Saturday, February 6, 2010

The Flood in Grafton, Illinois

Grafton is located at the confluence of the Mississippi and Illinois rivers. I wanted to get an idea of the year these postcards were printed. Good luck! When I searched Google for "flood in Grafton", I got all sorts of information on the Great Flood of 1993, and the one in 1995. I also found information on the big flood in 2008. A little more delving and I found there was also a great flood of 1844, after which many people left for good. I guess the waters recede and then we forget it ever happened and rebuild. In fact, it looks like flood levels exceeding 27 feet occur about every three years in Grafton. You'd think it would be hard to forget...and hard to rebuild.

After the flood of 1993, the federal government (with a 25% match by the State of Illinois) offered a buyout program for residents in the flood area as part of the Hazard Mitigation Grant Program. The offer was accepted by 120 residents and the project cost $110 million.
Here's another card from whichever flood this was (1930?) it's a grainy picture, but I think I see a couple of chickens.


  1. It is interesting what we can see from these postcards.

  2. What interesting postcards. I really enjoyed looking at them and reading the information.

  3. Very interesting, but it makes me wonder who sends a postcard of a flooded area? People who used to live there?
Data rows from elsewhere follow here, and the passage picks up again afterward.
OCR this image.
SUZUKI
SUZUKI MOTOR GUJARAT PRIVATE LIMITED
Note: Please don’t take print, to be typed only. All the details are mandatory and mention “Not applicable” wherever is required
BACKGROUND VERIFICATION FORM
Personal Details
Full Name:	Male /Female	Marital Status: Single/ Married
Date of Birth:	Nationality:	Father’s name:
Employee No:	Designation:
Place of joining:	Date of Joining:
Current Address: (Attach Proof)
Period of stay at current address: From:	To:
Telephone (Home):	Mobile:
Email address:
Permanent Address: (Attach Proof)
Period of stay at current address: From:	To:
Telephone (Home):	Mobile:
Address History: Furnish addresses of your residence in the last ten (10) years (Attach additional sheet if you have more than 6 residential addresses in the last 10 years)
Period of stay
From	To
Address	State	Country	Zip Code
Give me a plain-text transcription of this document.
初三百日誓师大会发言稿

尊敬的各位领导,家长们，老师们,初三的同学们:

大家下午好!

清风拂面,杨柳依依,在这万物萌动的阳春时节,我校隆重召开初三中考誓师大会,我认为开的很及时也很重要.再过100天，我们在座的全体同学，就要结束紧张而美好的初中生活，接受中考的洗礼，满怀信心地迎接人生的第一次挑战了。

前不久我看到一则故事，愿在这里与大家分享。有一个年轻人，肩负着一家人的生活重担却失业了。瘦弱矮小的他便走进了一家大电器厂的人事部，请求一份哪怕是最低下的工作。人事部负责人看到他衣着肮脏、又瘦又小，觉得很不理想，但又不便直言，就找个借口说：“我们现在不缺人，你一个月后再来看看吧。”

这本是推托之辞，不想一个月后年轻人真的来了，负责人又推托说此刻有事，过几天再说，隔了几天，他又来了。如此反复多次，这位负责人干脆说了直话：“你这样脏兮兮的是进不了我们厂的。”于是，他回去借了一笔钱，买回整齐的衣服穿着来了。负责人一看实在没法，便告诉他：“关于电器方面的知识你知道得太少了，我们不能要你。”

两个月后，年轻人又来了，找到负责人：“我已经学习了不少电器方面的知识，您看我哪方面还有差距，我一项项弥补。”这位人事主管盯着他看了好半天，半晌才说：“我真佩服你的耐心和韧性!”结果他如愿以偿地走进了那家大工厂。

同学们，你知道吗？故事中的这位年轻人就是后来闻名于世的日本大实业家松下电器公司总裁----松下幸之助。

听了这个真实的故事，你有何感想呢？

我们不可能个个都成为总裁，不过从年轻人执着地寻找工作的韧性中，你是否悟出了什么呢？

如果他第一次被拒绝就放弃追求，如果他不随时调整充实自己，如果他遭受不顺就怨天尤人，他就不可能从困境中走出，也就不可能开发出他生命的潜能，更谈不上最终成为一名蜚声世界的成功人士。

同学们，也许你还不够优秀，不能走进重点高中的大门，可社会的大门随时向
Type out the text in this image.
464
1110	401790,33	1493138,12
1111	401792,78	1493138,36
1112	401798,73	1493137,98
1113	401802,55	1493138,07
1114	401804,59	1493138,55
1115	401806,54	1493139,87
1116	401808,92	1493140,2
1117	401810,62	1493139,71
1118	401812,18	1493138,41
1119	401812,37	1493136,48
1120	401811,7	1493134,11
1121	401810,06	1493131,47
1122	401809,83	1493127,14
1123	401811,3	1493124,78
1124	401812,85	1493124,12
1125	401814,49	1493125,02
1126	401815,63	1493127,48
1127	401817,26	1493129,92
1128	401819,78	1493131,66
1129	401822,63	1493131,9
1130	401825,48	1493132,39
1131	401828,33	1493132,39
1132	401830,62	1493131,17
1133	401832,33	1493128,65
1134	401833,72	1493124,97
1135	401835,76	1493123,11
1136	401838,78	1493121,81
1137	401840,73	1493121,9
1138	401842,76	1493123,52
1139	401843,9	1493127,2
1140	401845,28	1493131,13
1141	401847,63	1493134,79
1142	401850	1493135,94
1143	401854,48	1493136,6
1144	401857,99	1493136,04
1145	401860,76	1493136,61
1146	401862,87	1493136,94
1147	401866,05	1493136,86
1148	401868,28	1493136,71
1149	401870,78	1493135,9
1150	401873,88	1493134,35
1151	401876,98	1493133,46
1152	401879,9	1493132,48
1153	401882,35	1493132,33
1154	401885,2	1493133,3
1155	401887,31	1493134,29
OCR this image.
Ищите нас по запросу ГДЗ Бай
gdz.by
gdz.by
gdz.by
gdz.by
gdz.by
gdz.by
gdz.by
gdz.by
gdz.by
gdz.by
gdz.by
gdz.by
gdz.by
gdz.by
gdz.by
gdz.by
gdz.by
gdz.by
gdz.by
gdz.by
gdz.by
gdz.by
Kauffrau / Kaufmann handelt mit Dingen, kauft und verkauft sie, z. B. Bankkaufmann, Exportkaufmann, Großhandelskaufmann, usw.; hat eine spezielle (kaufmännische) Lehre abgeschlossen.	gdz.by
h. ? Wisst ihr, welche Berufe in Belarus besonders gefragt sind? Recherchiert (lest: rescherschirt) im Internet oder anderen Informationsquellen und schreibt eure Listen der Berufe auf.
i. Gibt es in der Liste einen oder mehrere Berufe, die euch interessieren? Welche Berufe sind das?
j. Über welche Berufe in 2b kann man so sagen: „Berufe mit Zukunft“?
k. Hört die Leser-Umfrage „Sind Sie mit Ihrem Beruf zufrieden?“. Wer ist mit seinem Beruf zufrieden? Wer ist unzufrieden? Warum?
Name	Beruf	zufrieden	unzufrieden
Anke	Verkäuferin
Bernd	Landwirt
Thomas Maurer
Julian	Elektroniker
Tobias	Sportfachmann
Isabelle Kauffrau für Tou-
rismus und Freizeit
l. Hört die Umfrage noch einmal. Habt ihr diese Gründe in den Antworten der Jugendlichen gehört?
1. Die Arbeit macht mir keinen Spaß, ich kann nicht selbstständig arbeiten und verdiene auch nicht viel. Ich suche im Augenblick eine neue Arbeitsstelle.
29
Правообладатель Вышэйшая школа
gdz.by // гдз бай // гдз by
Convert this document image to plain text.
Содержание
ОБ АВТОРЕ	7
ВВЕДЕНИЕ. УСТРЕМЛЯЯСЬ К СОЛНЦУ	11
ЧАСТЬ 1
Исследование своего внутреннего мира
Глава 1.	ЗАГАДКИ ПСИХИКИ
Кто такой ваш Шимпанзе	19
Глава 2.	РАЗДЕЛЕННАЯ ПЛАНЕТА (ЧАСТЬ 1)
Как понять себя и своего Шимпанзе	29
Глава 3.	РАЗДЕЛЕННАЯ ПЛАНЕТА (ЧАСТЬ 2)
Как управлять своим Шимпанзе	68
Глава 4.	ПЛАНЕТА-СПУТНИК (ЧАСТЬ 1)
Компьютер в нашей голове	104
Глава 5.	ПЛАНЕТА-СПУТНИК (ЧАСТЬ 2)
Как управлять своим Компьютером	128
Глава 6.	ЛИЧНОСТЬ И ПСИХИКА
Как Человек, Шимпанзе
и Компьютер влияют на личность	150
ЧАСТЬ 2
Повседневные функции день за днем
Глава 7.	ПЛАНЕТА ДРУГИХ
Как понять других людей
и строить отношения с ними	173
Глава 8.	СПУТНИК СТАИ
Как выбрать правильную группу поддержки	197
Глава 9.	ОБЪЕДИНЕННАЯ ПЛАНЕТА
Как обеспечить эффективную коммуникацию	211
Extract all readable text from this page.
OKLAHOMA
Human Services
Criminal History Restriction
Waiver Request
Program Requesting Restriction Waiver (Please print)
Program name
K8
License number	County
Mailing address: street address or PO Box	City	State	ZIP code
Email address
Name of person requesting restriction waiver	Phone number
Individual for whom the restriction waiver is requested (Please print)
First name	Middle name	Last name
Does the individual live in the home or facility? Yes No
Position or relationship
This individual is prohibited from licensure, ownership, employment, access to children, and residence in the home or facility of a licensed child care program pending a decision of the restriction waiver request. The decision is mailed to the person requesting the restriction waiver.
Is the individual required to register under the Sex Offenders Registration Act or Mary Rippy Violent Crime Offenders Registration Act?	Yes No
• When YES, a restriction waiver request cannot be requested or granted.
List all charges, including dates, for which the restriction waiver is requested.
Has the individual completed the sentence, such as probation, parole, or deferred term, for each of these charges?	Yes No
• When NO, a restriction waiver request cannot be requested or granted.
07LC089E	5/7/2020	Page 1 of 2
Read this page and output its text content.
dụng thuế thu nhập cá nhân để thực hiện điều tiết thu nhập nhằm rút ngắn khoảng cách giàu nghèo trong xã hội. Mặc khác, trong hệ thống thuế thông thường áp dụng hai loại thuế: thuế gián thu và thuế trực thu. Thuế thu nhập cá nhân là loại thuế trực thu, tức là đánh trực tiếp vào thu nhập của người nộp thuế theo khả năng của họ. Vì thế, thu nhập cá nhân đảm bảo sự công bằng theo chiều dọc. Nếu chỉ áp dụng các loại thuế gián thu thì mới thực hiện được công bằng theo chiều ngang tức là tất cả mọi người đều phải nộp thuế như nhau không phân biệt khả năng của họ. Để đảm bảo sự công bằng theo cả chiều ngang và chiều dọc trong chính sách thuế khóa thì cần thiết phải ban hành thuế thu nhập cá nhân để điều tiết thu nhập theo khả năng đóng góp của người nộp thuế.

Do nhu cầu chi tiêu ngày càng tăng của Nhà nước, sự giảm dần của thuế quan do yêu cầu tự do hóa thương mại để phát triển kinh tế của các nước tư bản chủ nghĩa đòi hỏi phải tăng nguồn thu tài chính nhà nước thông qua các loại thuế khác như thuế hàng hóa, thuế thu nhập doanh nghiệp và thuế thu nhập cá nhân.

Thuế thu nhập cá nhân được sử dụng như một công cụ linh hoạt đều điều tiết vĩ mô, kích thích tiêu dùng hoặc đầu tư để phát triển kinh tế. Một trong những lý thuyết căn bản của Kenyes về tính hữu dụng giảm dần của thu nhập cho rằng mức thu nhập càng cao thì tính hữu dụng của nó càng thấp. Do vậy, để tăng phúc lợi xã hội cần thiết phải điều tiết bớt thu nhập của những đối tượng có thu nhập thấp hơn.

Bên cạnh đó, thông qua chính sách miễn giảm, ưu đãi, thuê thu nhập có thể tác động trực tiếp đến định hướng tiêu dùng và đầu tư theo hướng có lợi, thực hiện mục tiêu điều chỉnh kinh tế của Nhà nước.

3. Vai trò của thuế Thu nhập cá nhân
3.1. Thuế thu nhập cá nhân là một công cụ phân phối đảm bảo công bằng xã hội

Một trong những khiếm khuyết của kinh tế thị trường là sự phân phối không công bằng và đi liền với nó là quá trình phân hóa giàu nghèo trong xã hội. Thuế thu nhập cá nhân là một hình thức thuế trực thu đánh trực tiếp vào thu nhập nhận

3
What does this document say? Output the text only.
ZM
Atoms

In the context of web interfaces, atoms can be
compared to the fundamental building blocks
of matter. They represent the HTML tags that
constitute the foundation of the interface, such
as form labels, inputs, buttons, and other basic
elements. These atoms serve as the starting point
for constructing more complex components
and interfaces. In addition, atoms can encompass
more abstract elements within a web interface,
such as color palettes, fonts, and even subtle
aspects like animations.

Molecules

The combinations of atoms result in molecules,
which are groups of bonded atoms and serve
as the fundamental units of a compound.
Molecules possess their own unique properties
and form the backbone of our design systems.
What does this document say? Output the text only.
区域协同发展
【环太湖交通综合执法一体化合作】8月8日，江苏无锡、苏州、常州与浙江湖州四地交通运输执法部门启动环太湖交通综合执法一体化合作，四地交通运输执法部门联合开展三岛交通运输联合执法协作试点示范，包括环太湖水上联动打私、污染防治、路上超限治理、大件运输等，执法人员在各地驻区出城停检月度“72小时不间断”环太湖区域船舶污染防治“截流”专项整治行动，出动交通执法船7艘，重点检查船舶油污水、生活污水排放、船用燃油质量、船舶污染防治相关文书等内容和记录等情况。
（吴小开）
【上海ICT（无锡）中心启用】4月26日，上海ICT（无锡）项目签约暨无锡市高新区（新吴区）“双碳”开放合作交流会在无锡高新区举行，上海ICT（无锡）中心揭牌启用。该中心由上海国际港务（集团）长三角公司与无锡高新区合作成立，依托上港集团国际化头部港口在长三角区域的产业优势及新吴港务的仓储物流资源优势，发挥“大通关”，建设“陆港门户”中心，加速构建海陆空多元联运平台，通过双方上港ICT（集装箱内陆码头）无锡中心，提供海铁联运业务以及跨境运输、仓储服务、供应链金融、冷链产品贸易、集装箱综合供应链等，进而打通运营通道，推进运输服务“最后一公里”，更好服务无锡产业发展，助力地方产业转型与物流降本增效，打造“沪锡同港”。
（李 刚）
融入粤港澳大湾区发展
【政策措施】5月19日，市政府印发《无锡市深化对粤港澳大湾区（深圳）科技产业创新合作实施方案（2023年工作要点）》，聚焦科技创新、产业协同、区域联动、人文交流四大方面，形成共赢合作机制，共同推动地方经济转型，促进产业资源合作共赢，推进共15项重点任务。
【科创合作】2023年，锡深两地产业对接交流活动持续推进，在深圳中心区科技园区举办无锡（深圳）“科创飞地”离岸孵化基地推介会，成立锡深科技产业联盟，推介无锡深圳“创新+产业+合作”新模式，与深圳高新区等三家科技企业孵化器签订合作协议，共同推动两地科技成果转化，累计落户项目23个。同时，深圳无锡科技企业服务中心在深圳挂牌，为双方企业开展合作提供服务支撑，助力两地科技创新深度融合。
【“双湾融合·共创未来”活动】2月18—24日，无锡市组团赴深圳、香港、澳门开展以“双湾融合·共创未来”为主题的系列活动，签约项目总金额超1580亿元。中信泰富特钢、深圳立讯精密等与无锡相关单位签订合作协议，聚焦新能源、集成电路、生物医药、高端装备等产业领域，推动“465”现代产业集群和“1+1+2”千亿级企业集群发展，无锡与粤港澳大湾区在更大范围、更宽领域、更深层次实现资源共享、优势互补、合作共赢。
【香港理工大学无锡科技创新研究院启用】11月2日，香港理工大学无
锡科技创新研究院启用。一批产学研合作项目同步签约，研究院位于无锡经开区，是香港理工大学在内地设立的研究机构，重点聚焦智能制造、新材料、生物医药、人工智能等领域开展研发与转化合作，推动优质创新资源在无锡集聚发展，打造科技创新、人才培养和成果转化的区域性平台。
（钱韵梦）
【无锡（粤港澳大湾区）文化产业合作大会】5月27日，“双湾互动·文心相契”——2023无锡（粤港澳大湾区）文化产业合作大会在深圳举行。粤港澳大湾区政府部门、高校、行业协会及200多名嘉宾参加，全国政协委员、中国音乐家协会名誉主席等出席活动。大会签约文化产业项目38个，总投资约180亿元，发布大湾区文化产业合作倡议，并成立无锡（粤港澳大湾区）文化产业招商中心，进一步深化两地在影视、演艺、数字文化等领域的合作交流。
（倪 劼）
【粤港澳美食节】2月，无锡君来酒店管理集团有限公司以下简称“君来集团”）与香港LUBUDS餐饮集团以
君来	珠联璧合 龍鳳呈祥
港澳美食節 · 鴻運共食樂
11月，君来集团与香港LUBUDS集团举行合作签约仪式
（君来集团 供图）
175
  4. Hmm, good question. I guess you could send one to your insurance company.

  5. Christine -

    I see you've also chosen to start the year
    with a splash!
    Why do those postcards of the Paris Flood look
    so much more enchanting?? Perhaps Paris just
    does EVERYthing with more style ;-)


  6. I do believe them thar chickens be runnin' towards the water. Not the brightest bulbs in the pack, are they?

    I have a whole book about a flood in Pennyslvania. Not THE flood of 1889 in Johnstown, but another in 1936. The cover says "Pennsylvania's Greatest Flood Disaster in Pictures." Of course when you read about the 1889 flood it sounds like it might have been the worst. Then at Wikipedia it lists flood after flood after flood.

    I think earthquakes are easier. You don't see them coming. I shouldn't say that. Any moment the ground could open and swallow me.